The tag read ‘Zubaz.’
I had never heard of Zubaz. I had never seen Zubaz. No I knew had. They appeared to be some type pf pants but looked absolutely ridiculous. These things were comically large, big enough for me and a friend, and frankly painful to look at. What happened? My California Aunt’s Christmas present, an epic fail? It couldn’t be!
Later that day my family was in the midst of the obligatory ‘thank you’ phone calls to everyone who had bought us presents. My sister, was thrilled with the hot-pink leggings my Aunt bought for her, untwisted herself from the 22 foot long phone cord and handed me the receiver. My California Aunt was on the other end.
“Do you like the Zubaz?”
“Um, I guess.”
“Everyone out here’s wearing them. It’s the latest craze!”
“Really?”
“Yeah. You can’t turn around without seeing someone wearing Zubaz.”
We shared the standard pleasantries and hung up the phone. I didn’t believe her. I couldn’t. These things looked terrible. My mom washed them and cut the tag off as if they were going into the regular school rotation.

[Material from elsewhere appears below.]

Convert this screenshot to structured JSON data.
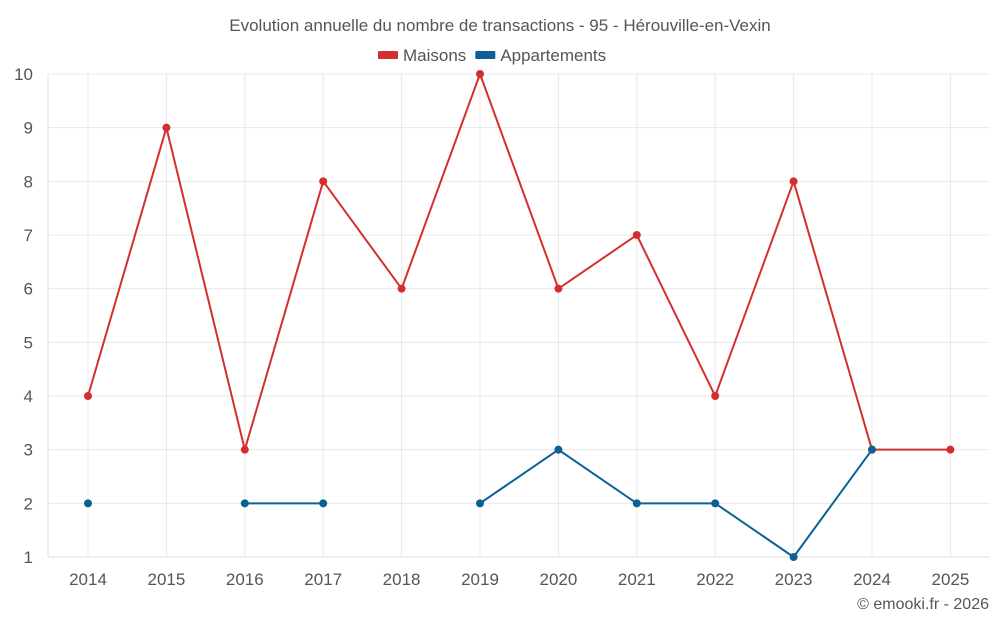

That was not happening. Not on my watch. I stuffed them into a box in the back of my closet and went on with my life. Back at school, I made no mention of them in the ‘what did you get for Christmas’ conversations.
Then one day my world was turned upside down. I overheard someone in my class say ‘I’m saving up my money for a pair of Zubaz.’ I was stunned. As casually as possible I joined the conversation. Not having cable tv at home I was a bit out of the loop when it came to rock stars, athletes and the like.
‘I want to get Legion of Doom Zubaz.’
‘I want to get Chicago Bears Zubaz.’
‘I want to get Hammer Zubaz.'
I couldn’t believe my ears. Excitement, regret and the realization that I had a treasure tucked away in my closet all built up inside me. I sprinted from the bus stop to my house, tore through my closet and found the hidden gem.
The next day at school I was rockin the bright teal and striped Christmas present I had hidden for over a month. Everyone was impressed and jealous. Everyone wanted to know where I got them – you couldn’t find any yet in Minnesota.
“Oh these? I’ve had these for a while. Just haven’t worn them to school because I didn’t think you were ready for something so rad…’
I’m not going to pretend this post is anything other than it is. It is an invitation to you to return to church. Most everyone in our area has had some exposure to Jesus. Most everyone has celebrated his birth every year for decades. But so many have tucked the gift of a savior away in their closets because they just didn’t think Christianity was cool, useful or relevant.
But maybe you just weren’t ready. Maybe it was lost on you at the time because of where you were in life or because of your age. But tucked away in your closet is an incredibly relevant God who longs to know you and be your friend. He has insight into your life right now. He has meaning and purpose for you right now.
You might have it all, or you might have nothing. Your life might be cruising along just the way you always imagined, or it might be off the tracks entirely. Regardless, that feeling you have of lacking something or of needing something more is the gift that you have tucked away in your closet. The gift that was perfect, just what you needed even when you didn’t know it.